Bases: Action Schema for MCP input action. It is just a thin wrapper around raw JSON and does not do any validation. Validation will be performed by MCPTool.call by constructing dynamically created Pydantic model from the MCP tool input schema.

Properties

  • data: dict[str, Any]
  • model_config: = (configuration object) Configuration for the model, should be a dictionary conforming to [ConfigDict][pydantic.config.ConfigDict].

Methods

to_mcp_arguments()

Return the data field as MCP tool call arguments. This is used to convert this action to MCP tool call arguments. The data field contains the dynamic fields from the tool call.

class MCPToolDefinition

Bases: ToolDefinition[MCPToolAction, MCPToolObservation] MCP Tool that wraps an MCP client and provides tool functionality.

Properties

  • mcp_tool: Tool
  • model_config: = (configuration object) Configuration for the model, should be a dictionary conforming to [ConfigDict][pydantic.config.ConfigDict].
  • name: str Return the MCP tool name instead of the class name.

Methods

action_from_arguments()

Create an MCPToolAction from parsed arguments with early validation. We validate the raw arguments against the MCP tool’s input schema here so Agent._get_action_event can catch ValidationError and surface an AgentErrorEvent back to the model instead of crashing later during tool execution. On success, we return MCPToolAction with sanitized arguments.
  • Parameters: arguments – The parsed arguments from the tool call.
  • Returns: The MCPToolAction instance with data populated from the arguments.
  • Raises: ValidationError – If the arguments do not conform to the tool schema.

classmethod create()

Create a sequence of Tool instances.
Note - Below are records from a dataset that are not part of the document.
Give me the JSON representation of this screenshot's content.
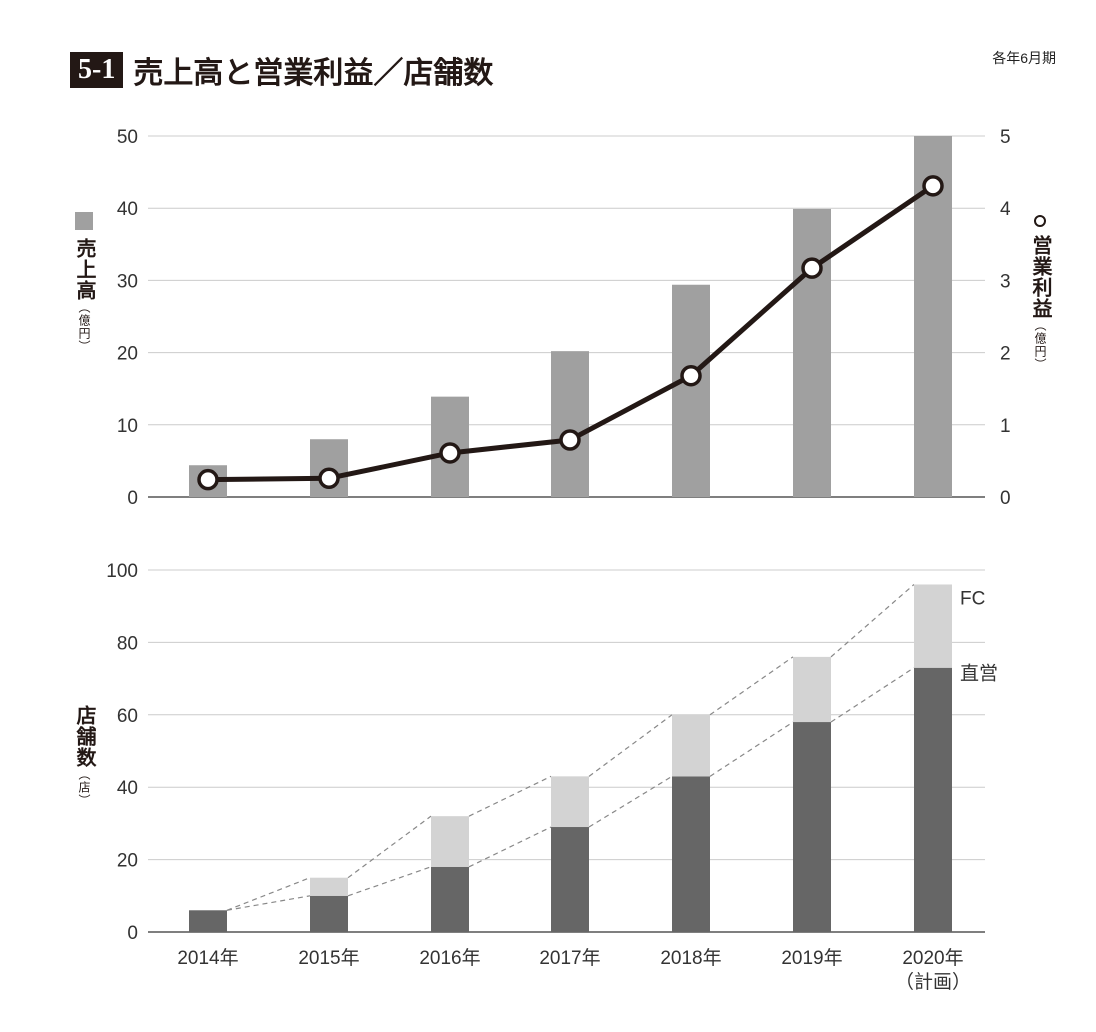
{
  "header": {
    "badge": "5-1",
    "title": "売上高と営業利益／店舗数",
    "note": "各年6月期"
  },
  "colors": {
    "sales_bar": "#a0a0a0",
    "profit_line": "#231815",
    "direct": "#666666",
    "fc": "#d3d3d3",
    "grid": "#cccccc"
  },
  "chart_data": [
    {
      "type": "bar+line",
      "categories": [
        "2014年",
        "2015年",
        "2016年",
        "2017年",
        "2018年",
        "2019年",
        "2020年"
      ],
      "left_axis": {
        "label": "売上高",
        "unit": "（億円）",
        "ylim": [
          0,
          50
        ],
        "ticks": [
          0,
          10,
          20,
          30,
          40,
          50
        ]
      },
      "right_axis": {
        "label": "営業利益",
        "unit": "（億円）",
        "ylim": [
          0,
          5
        ],
        "ticks": [
          0,
          1,
          2,
          3,
          4,
          5
        ]
      },
      "series": [
        {
          "name": "売上高",
          "type": "bar",
          "axis": "left",
          "values": [
            4.4,
            8.0,
            13.9,
            20.2,
            29.4,
            39.9,
            50.0
          ]
        },
        {
          "name": "営業利益",
          "type": "line",
          "axis": "right",
          "values": [
            0.24,
            0.26,
            0.61,
            0.79,
            1.68,
            3.17,
            4.31
          ]
        }
      ],
      "grid": true
    },
    {
      "type": "stacked-bar",
      "categories": [
        "2014年",
        "2015年",
        "2016年",
        "2017年",
        "2018年",
        "2019年",
        "2020年"
      ],
      "category_notes": [
        "",
        "",
        "",
        "",
        "",
        "",
        "（計画）"
      ],
      "ylabel": "店舗数",
      "yunit": "（店）",
      "ylim": [
        0,
        100
      ],
      "ticks": [
        0,
        20,
        40,
        60,
        80,
        100
      ],
      "series": [
        {
          "name": "直営",
          "values": [
            6,
            10,
            18,
            29,
            43,
            58,
            73
          ]
        },
        {
          "name": "FC",
          "values": [
            0,
            5,
            14,
            14,
            17,
            18,
            23
          ]
        }
      ],
      "grid": true
    }
  ]
}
This method must be implemented by all subclasses to provide custom initialization logic, typically initializing the executor with parameters from conv_state and other optional parameters.
  • Parameters: args** – Variable positional arguments (typically conv_state as first arg). kwargs* – Optional parameters for tool initialization.
  • Returns: A sequence of Tool instances. Even single tools are returned as a sequence to provide a consistent interface and eliminate union return types.

to_mcp_tool()

Convert a Tool to an MCP tool definition. Allow overriding input/output schemas (usually by subclasses).
  • Parameters:
    • input_schema – Optionally override the input schema.
    • output_schema – Optionally override the output schema.

to_openai_tool()

Convert a Tool to an OpenAI tool. For MCP, we dynamically create the action_type (type: Schema) from the MCP tool input schema, and pass it to the parent method. It will use the .model_fields from this pydantic model to generate the OpenAI-compatible tool schema.
  • Parameters: add_security_risk_prediction – Whether to add a security_risk field to the action schema for LLM to predict. This is useful for tools that may have safety risks, so the LLM can reason about the risk level before calling the tool.

class MCPToolExecutor

Bases: ToolExecutor Executor for MCP tools.

Properties

  • client: MCPClient
  • timeout: float
  • tool_name: str

Methods

init()

async call_tool()

Execute the MCP tool call using the already-connected client.

class MCPToolObservation

Bases: Observation Observation from MCP tool execution.

Properties

  • model_config: = (configuration object) Configuration for the model, should be a dictionary conforming to [ConfigDict][pydantic.config.ConfigDict].
  • tool_name: str
  • visualize: Text Return Rich Text representation of this observation.

Methods

classmethod from_call_tool_result()

Create an MCPToolObservation from a CallToolResult.